Facebook co-founder Eduardo Saverin renounced his United States citizenship back in September in order to take up permanent residence closer to the bamboo curtain, in Singapore. Although he has officially left Facebook, he still owns about a four percent share of the company, which at the time he left the country was worth roughly 2.44 billion dollars, and which is still projected to grow at a terrific rate after its initial public offering.
A spokesperson for Saverin insists that his decision to leave the country and abandon US citizenship was about nothing other than his earnest desire to live and work abroad. That may be true; who’s to say other than Saverin himself what his motivations were? But the claim is awfully difficult to believe, and at the very least this move is suspiciously convenient for Saverin, who stands to save at least 67 million dollars in taxes that he would otherwise have owed to the United States government.

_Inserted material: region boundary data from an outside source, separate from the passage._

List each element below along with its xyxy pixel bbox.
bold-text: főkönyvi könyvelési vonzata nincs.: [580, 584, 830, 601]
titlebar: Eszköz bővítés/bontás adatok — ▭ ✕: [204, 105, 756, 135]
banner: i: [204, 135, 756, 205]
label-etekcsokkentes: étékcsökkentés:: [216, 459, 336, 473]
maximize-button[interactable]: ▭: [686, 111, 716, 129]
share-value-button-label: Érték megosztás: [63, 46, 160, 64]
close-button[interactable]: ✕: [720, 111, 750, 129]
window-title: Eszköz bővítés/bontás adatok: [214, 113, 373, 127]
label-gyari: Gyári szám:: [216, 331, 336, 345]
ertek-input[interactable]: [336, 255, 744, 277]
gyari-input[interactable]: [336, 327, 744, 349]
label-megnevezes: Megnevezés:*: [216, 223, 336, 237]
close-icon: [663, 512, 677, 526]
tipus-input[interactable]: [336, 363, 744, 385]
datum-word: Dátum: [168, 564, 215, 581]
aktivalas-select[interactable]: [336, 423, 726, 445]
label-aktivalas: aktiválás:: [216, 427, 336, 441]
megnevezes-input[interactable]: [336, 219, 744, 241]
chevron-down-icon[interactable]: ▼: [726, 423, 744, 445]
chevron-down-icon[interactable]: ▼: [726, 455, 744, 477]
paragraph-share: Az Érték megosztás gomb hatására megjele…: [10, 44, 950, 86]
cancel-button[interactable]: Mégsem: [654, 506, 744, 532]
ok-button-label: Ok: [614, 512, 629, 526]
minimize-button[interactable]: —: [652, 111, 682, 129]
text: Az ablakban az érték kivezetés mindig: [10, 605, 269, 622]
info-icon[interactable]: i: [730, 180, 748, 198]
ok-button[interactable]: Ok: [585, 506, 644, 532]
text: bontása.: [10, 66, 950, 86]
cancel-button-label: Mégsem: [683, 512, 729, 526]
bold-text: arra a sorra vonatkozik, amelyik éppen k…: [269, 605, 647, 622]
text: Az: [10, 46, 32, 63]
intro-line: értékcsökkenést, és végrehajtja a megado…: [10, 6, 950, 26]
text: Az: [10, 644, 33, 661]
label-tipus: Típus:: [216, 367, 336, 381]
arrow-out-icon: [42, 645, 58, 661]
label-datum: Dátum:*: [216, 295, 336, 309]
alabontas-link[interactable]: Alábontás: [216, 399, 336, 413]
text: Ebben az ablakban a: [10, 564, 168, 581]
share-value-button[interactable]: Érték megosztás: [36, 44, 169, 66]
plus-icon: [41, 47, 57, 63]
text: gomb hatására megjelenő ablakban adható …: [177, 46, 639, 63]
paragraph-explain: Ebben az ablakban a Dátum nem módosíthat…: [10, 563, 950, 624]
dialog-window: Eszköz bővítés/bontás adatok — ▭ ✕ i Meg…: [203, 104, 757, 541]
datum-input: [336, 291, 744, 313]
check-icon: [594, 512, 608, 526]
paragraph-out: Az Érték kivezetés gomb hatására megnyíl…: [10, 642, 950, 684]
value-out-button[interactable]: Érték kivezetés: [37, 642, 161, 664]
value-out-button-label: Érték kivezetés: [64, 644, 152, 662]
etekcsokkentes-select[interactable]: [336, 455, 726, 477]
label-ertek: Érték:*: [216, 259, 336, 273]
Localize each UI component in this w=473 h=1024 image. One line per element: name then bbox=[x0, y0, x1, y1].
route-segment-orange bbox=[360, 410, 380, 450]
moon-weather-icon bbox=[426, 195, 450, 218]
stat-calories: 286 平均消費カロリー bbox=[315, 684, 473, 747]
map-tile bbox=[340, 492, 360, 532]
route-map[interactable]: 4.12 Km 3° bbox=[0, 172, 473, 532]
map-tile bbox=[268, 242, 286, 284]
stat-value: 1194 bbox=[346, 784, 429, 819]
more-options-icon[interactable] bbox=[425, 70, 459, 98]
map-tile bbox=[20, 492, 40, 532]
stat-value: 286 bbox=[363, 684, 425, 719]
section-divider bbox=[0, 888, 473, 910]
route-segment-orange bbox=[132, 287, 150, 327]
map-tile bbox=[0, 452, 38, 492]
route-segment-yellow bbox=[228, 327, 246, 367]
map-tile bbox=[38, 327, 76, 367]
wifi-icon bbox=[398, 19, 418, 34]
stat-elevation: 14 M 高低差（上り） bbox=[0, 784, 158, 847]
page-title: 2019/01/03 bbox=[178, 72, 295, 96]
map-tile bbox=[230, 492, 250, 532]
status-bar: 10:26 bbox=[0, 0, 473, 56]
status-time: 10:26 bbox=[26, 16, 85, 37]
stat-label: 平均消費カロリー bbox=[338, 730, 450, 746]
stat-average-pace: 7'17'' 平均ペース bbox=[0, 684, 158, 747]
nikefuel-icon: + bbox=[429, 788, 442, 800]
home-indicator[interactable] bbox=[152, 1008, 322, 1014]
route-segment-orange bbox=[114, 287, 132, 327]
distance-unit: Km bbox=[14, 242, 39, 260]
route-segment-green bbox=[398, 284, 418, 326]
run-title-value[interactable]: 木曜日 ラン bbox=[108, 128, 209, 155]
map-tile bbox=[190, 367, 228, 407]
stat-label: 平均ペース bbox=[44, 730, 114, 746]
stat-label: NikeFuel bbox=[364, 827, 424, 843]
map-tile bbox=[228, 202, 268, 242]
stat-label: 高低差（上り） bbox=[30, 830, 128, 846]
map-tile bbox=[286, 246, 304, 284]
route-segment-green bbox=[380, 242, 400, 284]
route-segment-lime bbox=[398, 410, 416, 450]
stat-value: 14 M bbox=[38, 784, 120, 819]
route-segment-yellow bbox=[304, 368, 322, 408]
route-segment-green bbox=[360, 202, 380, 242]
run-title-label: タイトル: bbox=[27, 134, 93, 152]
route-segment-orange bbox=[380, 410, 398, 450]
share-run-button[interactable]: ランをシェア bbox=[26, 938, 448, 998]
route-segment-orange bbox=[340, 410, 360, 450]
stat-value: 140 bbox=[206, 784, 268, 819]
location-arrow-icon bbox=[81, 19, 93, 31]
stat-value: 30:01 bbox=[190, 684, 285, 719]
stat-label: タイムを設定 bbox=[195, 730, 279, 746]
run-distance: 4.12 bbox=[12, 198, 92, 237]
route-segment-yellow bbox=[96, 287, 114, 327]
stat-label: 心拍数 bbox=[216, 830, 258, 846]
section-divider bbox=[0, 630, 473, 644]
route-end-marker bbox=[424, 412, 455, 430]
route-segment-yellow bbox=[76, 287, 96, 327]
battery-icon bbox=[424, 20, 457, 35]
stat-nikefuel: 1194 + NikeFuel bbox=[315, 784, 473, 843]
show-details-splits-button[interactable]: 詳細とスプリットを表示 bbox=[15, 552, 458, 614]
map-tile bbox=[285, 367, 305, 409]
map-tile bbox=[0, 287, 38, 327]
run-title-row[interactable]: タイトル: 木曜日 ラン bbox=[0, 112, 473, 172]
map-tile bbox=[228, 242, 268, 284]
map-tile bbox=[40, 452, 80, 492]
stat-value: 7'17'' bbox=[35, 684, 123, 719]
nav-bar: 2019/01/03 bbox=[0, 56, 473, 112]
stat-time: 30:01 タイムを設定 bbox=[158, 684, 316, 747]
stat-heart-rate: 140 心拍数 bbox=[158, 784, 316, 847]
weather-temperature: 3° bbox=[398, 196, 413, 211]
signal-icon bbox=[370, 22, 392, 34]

Under current US tax law, Saverin will be obligated to pay a fifteen percent capital gains tax on the value of his stocks as of September, but by renouncing citizenship he avoids owing anything on the future value of his stock, which has already been calculated at 448 million dollars greater than it was when he jumped ship. Furthermore, he avoids the impact of a forthcoming increase of capital gains tax to twenty percent, as well as any other upper-class tax increases that might yet happen as Americans grow increasingly frustrated with the broadening economic disparities in their country.
I acknowledge that Eduardo Saverin might just really love Singapore. He might be absolutely certain that it’s the only place he wants to live for the rest of his life, and he might have made that decision purely on the basis of their culture, food, and climate, without regard for the fact that they have no capital gains tax whatsoever. But accounting for that possibility, Saverin’s actions were obtuse at best, and calculatingly, cruelly avaricious at worst.
As such, his renunciation of United States citizenship is a remarkably clear synecdoche representing the damaging greed of the worst elements of American society and culture. Such greed does not fall along strict class lines, as there are plenty of wealthy individuals who demonstrate genuine interest in helping their society and their fellow citizens, and plenty of lower class individuals who make no secret of the fact that they wish to be rich purely for their own selfish gain.
But every person who demonstrates such greed contributes to a steady poisoning of American culture. And every person who shirks the solemn responsibilities he has to a nation and culture that helped him to acquire his tremendous wealth makes it clear that he values every base desire more than any genuine solution to the problems that nation faces.
The investment capital is available for us to solve these problems – to feed the twenty percent of children in the United States who are malnourished, to find technological solutions to curtail global warming, to effectively train the modern workforce, to normalize sustainable resources, install renewable energy infrastructure, plant bamboo for domestic use.
It takes political will to accomplish these things, and the clearest indicator of that political will is the willingness of individuals to sacrifice what they damned well can afford. The responsibility falls more heavily upon the wealthiest Americans, or as the case may be, former Americans, even though the responsibility is ultimately shared universally.
Every billionaire who dodges his responsibility to the country that birthed his wealth strips that country of economic solutions that it could have had right in hand. It doesn’t matter if such greed is deliberate or merely a consequence of not caring enough to realize one is making out like a bandit; the effect is the same. And so, in essence, is the cause.